Whether such lossy compression is acceptable for your use case is up to you.

▲

Taek 3 hours ago | parent | next [-]

I don't think it's that bad, if I recall correctly it's about 8 kilobytes per token, and a token can be 3-4 characters so you're talking ~2 kilobytes per character.

An image token I recall is something like 16x16, so you get 32 bytes of overhead per pixel. And a character is minimally like 20 pixels including the whitespace, so you've jumped from 4 characters per token to maybe 12.

So 3x savings... which actually maps pretty closely to 60% savings.

▲

esafak 2 hours ago | parent | prev [-]

Can we get some refs for this number? If true it sounds like poor design.

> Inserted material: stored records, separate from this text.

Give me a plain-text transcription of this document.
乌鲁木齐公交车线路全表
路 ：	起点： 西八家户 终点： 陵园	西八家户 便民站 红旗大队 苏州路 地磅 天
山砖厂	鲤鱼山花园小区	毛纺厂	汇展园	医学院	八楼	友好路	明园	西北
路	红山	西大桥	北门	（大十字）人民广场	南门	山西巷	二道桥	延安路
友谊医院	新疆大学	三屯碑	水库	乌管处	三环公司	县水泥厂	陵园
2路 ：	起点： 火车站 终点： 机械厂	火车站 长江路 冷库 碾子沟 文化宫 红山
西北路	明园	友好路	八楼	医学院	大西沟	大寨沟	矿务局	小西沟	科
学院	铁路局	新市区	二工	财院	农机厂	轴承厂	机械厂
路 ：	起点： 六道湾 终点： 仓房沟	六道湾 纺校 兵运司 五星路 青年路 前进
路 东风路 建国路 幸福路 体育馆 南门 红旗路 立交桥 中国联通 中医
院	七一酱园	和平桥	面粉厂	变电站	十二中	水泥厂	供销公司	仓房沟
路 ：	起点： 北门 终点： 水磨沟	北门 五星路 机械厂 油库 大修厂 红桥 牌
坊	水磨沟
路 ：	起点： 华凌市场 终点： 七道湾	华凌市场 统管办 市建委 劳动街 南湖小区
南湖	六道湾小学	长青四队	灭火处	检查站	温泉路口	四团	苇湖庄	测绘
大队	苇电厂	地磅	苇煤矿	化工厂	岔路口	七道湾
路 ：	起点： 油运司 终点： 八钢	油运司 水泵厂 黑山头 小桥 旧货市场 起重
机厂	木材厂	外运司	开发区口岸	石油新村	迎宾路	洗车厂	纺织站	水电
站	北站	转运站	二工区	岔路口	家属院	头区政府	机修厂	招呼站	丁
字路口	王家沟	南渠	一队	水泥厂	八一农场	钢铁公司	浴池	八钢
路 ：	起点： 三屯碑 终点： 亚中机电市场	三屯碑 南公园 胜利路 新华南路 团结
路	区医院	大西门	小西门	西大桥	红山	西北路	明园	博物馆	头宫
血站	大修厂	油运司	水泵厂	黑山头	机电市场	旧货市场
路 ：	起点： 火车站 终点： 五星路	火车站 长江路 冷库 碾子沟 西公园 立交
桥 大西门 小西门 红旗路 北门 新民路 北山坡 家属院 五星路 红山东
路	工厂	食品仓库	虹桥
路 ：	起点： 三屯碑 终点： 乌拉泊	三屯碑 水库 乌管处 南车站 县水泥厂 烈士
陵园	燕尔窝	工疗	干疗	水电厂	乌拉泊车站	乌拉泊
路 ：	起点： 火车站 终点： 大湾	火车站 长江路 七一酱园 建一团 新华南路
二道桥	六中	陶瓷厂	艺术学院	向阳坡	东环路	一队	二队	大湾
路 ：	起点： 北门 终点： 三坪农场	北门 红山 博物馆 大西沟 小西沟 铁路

	▲	Tuna-Fish 2 hours ago \| parent [-]
		It's not quite as bad as the parent made it out to be, the largest I've seen is 32kB per token (where sometimes, a token represents a byte, but usually it represents more than one.) It's forced by the nature of how LLMs use vector embeddings for language. Basically, a single token in a LLM is represented as a n-element vector, where n is the "hidden dimension", also known as model dimension. In order for the model to be smart, the hidden dimension needs to be large, on the order of 2^16 on top-tier models. Elements of this vector are typically quantized to 2-byte floats, or sometimes smaller. Every possible fact is embedded as a direction in this very many dimensional vector space, and a token is related to a fact if the vector representing that token points into a similar direction as that fact. You can do vector math about these things, famously for most trained models, if you find the vector embedding for king, man, woman and queen, and calculate king - man + woman, the result is very close to queen. (Does that mean that there are 2^16 possible different kinds facts about things in this model? No, because high-dimensional geometry is very unintuitively powerful. The facts are not axis-aligned, and they don't need to be perfectly non-orthogonal. This matters, because the numbers of individual vectors you can fit into a single 2^16 dimensional space that are orthogonal with each other (all angles 90degrees) is of course 2^16. But, if you allow for almost orthogonal vectors, the number is larger than the amount of atoms in the universe. If this sounds wacky, for people with a CS background it can help to think it working a bit like a bloom filter, in that collisions are possible. Although in actuality they are theoretical, because 2^16 is a very large number.)